HAITI — On January 12, 2010, a devastating earthquake with a magnitude of 7.3 struck Haiti, killing more than 220,000 people and injuring an estimated 300,000. The massive earthquake, the biggest the region had seen in 200 years, left more than 1.5 million people homeless, and resulted in an immense humanitarian crisis. NYC Medics deployed immediately, working with the United Nations Office for the Coordination of Humanitarian Affairs and other local and international organizations to pave the way for the first NYC mobile medical team to arrive—NYC Medics’ team of 10 seasoned, emergency care veterans transporting two tons of donated essential medicines and medical supplies across the border from the Dominican Republic.

Creating the model of mobile medical teams in disaster relief efforts five years earlier allowed NYC Medics’ teams to immediately begin working in the field. In less than 12 hours after arriving in Haiti, the NYC Medics team erected the first medical camp in a schoolyard in one of the worst-hit and dangerous areas of Port au Prince, Cite Militaire; in the first three days, NYC Medics volunteers treated more than 1,000 patients for a range of injuries, including severe crush injuries, fractures, and abrasions, anxiety, diabetes, and other chronic illnesses. As the urgent needs in this community diminished, NYC Medics moved operations to a U.S. Army base near the airport, and joined patrols by the 82nd Airborne, moving from one IDP camp to the next, treating and transporting the worst medical cases. That first NYC Medics team ended its deployment by staffing the night shift at Hospital de L’Universite d’Haiti in Port au Prince. Three additional NYC Medics teams were then deployed, all working around the clock to ease the suffering of those survivors of the quake. They worked throughout Port au Prince as well as beyond the city borders in regions that had not received any form of humanitarian aid until the arrival of NYC Medics.

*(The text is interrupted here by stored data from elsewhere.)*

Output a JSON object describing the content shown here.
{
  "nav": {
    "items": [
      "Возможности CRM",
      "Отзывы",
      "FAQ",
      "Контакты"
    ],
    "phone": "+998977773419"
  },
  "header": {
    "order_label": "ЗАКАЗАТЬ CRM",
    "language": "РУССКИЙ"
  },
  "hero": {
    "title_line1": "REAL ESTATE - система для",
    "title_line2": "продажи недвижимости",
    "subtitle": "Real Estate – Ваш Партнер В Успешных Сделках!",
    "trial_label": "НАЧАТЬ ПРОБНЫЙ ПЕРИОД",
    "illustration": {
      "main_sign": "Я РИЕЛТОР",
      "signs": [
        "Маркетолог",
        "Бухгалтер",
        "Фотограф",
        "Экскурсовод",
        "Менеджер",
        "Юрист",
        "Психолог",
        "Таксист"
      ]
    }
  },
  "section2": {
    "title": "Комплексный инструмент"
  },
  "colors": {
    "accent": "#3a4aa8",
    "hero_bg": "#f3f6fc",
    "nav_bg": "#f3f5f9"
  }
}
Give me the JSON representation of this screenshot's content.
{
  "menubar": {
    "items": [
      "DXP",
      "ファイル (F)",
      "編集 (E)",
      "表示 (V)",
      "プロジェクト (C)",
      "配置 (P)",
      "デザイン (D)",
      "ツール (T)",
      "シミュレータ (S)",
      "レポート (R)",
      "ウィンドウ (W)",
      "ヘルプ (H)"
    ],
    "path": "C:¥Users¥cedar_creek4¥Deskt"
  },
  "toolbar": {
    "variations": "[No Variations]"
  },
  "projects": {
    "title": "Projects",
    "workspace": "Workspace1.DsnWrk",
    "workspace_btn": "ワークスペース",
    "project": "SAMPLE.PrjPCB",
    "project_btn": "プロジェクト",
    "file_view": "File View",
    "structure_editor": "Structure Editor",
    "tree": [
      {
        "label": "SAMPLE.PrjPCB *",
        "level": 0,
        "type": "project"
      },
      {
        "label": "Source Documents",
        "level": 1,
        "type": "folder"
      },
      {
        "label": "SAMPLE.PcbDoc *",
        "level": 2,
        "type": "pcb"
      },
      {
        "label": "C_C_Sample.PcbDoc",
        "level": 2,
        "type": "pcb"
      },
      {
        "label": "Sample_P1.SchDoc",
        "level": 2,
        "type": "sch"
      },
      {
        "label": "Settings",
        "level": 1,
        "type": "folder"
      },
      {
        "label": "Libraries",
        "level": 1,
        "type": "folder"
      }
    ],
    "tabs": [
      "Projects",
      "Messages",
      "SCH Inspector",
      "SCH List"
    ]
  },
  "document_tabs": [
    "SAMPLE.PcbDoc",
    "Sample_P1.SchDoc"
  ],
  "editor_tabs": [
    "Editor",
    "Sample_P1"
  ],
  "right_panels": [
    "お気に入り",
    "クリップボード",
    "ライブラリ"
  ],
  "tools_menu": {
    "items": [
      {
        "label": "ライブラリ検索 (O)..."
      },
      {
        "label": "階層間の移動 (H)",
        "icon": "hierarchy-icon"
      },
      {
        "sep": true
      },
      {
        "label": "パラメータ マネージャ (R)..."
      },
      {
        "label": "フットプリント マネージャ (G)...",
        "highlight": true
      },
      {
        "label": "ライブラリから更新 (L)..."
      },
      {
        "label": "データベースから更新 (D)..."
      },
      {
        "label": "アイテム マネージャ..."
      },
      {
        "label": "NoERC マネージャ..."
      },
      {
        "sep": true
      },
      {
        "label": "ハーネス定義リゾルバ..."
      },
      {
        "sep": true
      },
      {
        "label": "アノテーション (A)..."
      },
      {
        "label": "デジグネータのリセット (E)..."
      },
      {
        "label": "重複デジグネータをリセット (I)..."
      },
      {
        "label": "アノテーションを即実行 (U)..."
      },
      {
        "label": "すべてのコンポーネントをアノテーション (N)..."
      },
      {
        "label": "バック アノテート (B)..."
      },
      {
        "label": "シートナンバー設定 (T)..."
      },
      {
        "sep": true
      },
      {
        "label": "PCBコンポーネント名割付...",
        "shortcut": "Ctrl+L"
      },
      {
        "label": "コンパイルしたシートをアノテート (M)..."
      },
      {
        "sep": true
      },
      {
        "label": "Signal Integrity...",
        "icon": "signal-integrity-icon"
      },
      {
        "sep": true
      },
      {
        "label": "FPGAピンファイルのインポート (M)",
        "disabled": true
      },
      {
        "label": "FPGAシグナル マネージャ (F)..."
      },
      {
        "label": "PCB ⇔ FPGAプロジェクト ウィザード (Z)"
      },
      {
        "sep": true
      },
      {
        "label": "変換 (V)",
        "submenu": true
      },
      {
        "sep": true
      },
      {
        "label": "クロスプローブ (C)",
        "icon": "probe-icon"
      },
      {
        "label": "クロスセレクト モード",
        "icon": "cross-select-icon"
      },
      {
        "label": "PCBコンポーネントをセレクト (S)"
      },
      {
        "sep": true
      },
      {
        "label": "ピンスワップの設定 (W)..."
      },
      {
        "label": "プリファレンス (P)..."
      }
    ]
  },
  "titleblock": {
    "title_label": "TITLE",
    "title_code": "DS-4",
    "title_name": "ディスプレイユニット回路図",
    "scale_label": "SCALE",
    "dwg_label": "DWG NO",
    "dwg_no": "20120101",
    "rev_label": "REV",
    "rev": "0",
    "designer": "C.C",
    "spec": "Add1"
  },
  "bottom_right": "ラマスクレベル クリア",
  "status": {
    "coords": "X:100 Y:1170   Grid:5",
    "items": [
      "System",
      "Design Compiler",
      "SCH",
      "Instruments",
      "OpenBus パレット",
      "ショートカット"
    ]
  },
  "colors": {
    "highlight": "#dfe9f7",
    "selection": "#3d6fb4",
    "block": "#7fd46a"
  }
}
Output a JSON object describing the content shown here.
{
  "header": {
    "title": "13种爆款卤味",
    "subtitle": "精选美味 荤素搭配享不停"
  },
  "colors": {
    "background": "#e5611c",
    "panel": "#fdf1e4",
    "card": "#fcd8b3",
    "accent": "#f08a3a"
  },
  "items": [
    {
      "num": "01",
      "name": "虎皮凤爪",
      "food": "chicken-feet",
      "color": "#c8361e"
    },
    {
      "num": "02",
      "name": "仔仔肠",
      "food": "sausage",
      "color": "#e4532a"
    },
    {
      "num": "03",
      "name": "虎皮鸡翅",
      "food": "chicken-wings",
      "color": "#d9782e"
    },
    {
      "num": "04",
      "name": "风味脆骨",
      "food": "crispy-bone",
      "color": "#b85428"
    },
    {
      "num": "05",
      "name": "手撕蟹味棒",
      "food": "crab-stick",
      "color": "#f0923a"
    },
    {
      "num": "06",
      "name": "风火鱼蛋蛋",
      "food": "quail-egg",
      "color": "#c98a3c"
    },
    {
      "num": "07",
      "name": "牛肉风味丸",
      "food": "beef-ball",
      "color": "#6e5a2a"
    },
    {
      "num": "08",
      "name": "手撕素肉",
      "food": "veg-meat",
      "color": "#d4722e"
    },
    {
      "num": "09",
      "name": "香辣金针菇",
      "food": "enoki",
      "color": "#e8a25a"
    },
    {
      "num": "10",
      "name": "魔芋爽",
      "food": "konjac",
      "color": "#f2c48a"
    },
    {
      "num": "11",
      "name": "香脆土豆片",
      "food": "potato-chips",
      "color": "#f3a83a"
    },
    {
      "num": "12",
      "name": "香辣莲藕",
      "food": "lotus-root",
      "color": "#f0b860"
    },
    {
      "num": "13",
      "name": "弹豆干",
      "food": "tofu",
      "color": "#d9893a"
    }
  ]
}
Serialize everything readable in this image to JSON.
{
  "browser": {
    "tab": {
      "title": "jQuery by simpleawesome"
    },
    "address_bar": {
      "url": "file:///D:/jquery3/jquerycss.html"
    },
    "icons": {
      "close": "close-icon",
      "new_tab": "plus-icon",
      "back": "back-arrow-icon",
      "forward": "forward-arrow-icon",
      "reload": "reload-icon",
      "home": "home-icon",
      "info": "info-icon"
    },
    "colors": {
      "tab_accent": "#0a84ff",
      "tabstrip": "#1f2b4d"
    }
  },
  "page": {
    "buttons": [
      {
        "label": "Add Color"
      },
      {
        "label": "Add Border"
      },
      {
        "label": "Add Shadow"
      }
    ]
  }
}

During the entirety of NYC Medics’ three-month Haiti mission, it directed four Emergency Medical Teams—53 medical professionals—and treated more than 12,000 survivors. NYC Medics teams also directed 15 emergency medical evacuations and cared, on average, for 350 patients per day.  Additionally, NYC Medics managed the logistics and volunteer coordination of 69 medical personnel that supported local and international nonprofits throughout the country.

“After treating patients all day, we would then go out and work the lines of people that were still waiting for help, trying to identify any really sick people and treating as many others as we could,” recalls volunteer John McGlade, one of the medics on the teams NYC Medics sent to the disaster zone and to areas not being served by other groups. “After we packed up, we would then go out for the real trial of the day, to find a hospital to accept any patients that had not yet been transported. Since there were no ambulances, we had to depend on the military or on any other vehicle that was going near a treatment facility.” Recalls Dan Ramirez, another NYC Medics volunteer on the Haiti mission: “I’ve never seen another disaster relief group work as hard as NYC Medics. Their hunger to be where nobody goes, where folks have been forgotten, is one of a kind. They are frugal, smart, tough as nails, and they find ways to collaborate with both government agencies and other NGOs to effect change and save lives. I’m proud of our work in Haiti and I’m cheering this organization on in all of its efforts.”